Nursing strikes
What is a nursing strike?
A nursing strike is when a baby, who was previously happily breastfeeding, suddenly and abruptly refuses to breastfeed. This can be a distressing and upsetting time for you and your baby, but there are many reasons why this may have happened and it’s rare that a baby under 6 months doesn’t go back to the breast. Read on to learn the common causes for a nursing strike and how to gentle encourage your baby to return to the breast. If your bottle fed baby has suddenly refused to feed, this article will also help you!
Please note: this article contains advice for older babies – if your newborn is not feeding at all or enough, please seek skilled feeding support immediately. View my services here.
Common reasons for nursing strikes
Cause: Teething – this can cause their gums to become sore
Solution: Soothe their gums before a feed to make it more comfortable for them. Wetting and freezing a clean cloth can provide some cold relief for your baby to chew on.
Cause: Illness – blocked sinuses or sore mouths from viruses such as hand foot and mouth can make feeding difficult or painful
Solution: Upright positions such as the Koala can help with blocked sinuses, and the laid back position can give your baby more control over the latch. Painkillers can help to soothe their sore mouth and make it easier to feed. Know it is just a phase and should improve as they recover from their illness.
Cause: Physical pain – besides teething, if they’re hurt it any way this can make breastfeeding in certain positions uncomfortable or painful for them.
Solution: Try to identify the injured area and, if needed, change positions to ensure nothing is pressing on or squashing their injury.
Cause: If they’ve been scared whilst feeding, perhaps if they bit you and you involuntarily yelped or screamed, they may have developed a negative association with feeding.
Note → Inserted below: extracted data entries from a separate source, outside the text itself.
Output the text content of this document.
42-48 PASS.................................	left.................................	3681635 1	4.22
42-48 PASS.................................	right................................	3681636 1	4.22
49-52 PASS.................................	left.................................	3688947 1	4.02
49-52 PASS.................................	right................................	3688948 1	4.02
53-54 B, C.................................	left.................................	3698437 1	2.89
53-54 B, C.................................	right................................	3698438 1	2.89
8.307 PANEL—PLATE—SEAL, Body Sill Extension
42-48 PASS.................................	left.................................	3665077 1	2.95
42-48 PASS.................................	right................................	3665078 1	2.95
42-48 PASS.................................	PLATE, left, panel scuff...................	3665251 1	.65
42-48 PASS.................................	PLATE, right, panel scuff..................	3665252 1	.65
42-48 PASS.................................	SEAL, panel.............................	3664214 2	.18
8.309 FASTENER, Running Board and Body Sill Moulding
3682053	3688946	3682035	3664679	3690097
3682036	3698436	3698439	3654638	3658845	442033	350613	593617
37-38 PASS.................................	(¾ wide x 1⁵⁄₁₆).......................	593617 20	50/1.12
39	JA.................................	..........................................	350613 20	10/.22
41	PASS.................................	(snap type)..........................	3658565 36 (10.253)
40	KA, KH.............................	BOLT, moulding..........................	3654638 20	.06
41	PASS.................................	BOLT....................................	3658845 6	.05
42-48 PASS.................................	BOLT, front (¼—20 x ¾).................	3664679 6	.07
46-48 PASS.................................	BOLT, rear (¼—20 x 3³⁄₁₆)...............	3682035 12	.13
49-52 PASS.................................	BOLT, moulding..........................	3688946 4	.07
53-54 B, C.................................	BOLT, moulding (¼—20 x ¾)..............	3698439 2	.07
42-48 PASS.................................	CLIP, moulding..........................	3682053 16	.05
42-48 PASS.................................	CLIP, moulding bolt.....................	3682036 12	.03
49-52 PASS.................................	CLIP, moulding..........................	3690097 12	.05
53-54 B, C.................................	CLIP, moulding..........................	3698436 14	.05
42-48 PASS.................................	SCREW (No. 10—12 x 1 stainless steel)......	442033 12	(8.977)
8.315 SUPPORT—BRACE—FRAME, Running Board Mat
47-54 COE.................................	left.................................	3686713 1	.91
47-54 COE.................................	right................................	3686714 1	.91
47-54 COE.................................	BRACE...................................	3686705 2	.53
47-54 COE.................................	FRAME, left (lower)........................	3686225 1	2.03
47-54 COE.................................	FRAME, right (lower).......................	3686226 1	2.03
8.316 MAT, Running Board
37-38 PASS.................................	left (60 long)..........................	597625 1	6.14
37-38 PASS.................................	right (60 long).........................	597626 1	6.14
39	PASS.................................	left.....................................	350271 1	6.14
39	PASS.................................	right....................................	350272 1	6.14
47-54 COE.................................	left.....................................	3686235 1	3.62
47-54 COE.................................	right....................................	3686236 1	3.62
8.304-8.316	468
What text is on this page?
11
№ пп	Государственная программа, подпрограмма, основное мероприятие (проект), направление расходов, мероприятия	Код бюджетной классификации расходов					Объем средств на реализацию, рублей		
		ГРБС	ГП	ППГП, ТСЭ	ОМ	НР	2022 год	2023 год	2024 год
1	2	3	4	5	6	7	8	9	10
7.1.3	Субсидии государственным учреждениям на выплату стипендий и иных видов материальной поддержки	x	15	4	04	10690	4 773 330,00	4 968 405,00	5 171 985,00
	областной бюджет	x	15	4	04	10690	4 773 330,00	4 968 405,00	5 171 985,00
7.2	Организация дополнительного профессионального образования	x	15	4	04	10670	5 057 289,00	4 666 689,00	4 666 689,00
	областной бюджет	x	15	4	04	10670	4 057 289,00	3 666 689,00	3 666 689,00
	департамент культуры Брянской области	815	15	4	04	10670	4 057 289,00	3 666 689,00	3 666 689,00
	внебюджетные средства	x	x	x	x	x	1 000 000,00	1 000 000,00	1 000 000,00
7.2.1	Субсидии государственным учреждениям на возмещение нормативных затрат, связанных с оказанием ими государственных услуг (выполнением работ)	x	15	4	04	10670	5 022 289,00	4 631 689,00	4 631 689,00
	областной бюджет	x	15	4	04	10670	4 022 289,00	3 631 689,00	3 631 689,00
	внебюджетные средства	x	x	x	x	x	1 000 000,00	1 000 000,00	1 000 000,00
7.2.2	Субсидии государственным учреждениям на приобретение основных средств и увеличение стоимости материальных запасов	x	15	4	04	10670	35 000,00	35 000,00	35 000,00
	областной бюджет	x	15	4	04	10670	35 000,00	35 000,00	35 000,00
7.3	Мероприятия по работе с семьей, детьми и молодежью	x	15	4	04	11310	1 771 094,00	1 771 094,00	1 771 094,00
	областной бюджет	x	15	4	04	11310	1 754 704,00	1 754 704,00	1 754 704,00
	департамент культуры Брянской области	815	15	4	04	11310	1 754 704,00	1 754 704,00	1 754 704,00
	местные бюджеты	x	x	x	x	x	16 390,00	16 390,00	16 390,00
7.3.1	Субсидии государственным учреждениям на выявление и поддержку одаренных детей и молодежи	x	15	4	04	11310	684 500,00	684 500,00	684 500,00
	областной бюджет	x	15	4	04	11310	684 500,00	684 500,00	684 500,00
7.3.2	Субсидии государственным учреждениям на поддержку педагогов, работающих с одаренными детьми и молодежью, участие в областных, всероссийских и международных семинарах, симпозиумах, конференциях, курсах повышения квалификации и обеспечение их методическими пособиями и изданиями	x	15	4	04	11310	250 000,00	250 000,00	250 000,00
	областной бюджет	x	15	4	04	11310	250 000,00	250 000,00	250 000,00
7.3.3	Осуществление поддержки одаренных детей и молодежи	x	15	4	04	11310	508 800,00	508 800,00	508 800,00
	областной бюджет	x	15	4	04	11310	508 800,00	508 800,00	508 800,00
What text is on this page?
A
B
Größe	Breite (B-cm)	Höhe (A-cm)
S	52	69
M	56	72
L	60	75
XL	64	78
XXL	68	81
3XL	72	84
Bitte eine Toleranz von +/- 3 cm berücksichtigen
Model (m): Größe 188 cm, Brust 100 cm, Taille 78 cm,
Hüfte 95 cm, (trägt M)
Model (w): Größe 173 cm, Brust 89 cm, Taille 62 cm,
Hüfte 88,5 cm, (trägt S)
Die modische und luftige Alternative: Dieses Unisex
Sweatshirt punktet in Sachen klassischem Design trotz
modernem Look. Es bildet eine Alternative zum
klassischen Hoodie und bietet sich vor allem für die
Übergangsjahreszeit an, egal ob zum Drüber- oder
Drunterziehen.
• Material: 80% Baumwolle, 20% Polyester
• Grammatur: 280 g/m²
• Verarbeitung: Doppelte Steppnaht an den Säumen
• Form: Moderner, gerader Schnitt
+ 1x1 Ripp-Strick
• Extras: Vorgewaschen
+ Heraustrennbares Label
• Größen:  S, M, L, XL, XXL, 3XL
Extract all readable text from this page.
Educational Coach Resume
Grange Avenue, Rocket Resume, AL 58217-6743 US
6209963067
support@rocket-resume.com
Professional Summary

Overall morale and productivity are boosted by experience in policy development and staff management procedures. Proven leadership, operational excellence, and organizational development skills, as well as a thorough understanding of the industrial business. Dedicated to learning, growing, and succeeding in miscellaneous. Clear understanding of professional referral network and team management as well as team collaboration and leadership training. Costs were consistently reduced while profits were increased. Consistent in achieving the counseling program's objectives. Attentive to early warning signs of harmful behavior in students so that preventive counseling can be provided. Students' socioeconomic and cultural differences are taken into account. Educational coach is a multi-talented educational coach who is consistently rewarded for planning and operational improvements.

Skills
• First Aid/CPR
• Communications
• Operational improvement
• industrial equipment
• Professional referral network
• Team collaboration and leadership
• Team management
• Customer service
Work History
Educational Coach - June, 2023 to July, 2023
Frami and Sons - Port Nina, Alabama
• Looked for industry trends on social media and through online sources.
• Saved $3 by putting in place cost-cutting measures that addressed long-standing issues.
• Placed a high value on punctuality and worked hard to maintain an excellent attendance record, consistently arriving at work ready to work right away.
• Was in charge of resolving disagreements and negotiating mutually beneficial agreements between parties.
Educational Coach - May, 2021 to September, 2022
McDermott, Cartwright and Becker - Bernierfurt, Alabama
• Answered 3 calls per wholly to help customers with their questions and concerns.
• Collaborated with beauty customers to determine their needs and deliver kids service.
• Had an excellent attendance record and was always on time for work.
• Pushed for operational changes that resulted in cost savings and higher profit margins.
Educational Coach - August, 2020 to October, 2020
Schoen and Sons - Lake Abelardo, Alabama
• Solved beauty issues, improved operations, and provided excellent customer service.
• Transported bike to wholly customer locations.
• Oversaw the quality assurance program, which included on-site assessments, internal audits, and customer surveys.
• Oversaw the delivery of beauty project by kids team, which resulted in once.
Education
Solution: Make feeding a calm, happy experience again, have lots of skin-to-skin cuddles and try to feed them when they’re sleepy as they may be more accepting.
Cause: If you’ve made changes such as a new moisturiser, deodorant, perfume or laundry detergent, this may mask your natural smell or be such a big change to your ‘old smell’ that baby is unwilling to feed.
Solution: Change back to what you used to use or stop using the new thing, and see if this makes any improvements.
Cause: If you have started taking any new medication or vitamins, this may change the taste of your milk.
Solution: Of course it may be medicine you actually need to take for your own health, but if it’s vitamins or perhaps a short course of medicine, once you stop taking them check to see if your baby comes back to the breast.
Cause: Unclean pump parts can contribute to bacterial contamination. I sometimes see advice saying that you don’t need to clean your pump after every pumping session, but a build up of non-sterile milk droplets can cause bacteria to grow. This could be making your milk taste or smell strange, as well as make your baby unwell.
Solution: Clean your pump thoroughly between pumping sessions.
Cause: High lipase in expressed milk - lipase is an enzyme found in all milks and both aids digestion and protects against intestinal infections. When lipase activity is unusually high in expressed milk, it can result in a soapy or fishy aroma which leads many people to think their milk has gone off, but it’s actually still safe to consume – however your baby may start to dislike this taste and refuse to drink your expressed milk. For some people, their milk’s taste and smell changes due to lipase activity a few hours after expressing, and for some it could take days or no change is detected.
Solution: You could firstly try to use freshly pumped milk instead of refrigerating or freezing your milk (freezing does not prevent lipase activity). To prevent lipase activity occurring in the first place, you can scald your milk and La Leche League have a helpful step-by-step guide on how to do this.
What to prioritise during a nursing strike
· Hydration – despite the nursing strike, your baby still needs to drink fluids to avoid dehydration so you could try offering expressed milk via an oral syringe, an open cup, a sterile teaspoon. If they’re older than six months and solids have been introduced, you could try a sippy cup or a straw. You could also mix a little water or breastmilk into their food and focus on liquid meals such as soup, smoothies or porridge. A bottle isn’t necessary if you don’t wish to introduce one to your breastfed baby, but if you’d like to try that is absolutely your decision! If you are concerned about dehydration please contact your GP or call 111.
· Protect your milk supply – the less milk you remove, the less your body will continue to make so, to ensure your supply doesn’t reduce during a nursing strike, use a pump or hand express as often as your baby would usually feed.
· Avoid blocked ducts/mastitis – if you ever feel engorged, respond by removing milk, lymphatic massage and cold compresses to help reduce swelling, and continue to remove milk as your baby would usually feed.
· Look after your wellbeing – it’s inevitably a very stressful, worrying time when your baby isn’t feeding. But try to keep calm and focus on finding the cause and protecting your milk supply.
· Skin-to-skin and breasts available – if your breasts are out and available to your baby, with no pressure to feed, they may well surprise you and want to feed all of their own accord! Skin-to-skin can also help to encourage your baby’s natural breast-seeking behaviour and make them (and you) feel more calm and relaxed – and therefore more accepting of the breast/bottle. Closeness and connection may be exactly what they need to return to the breast.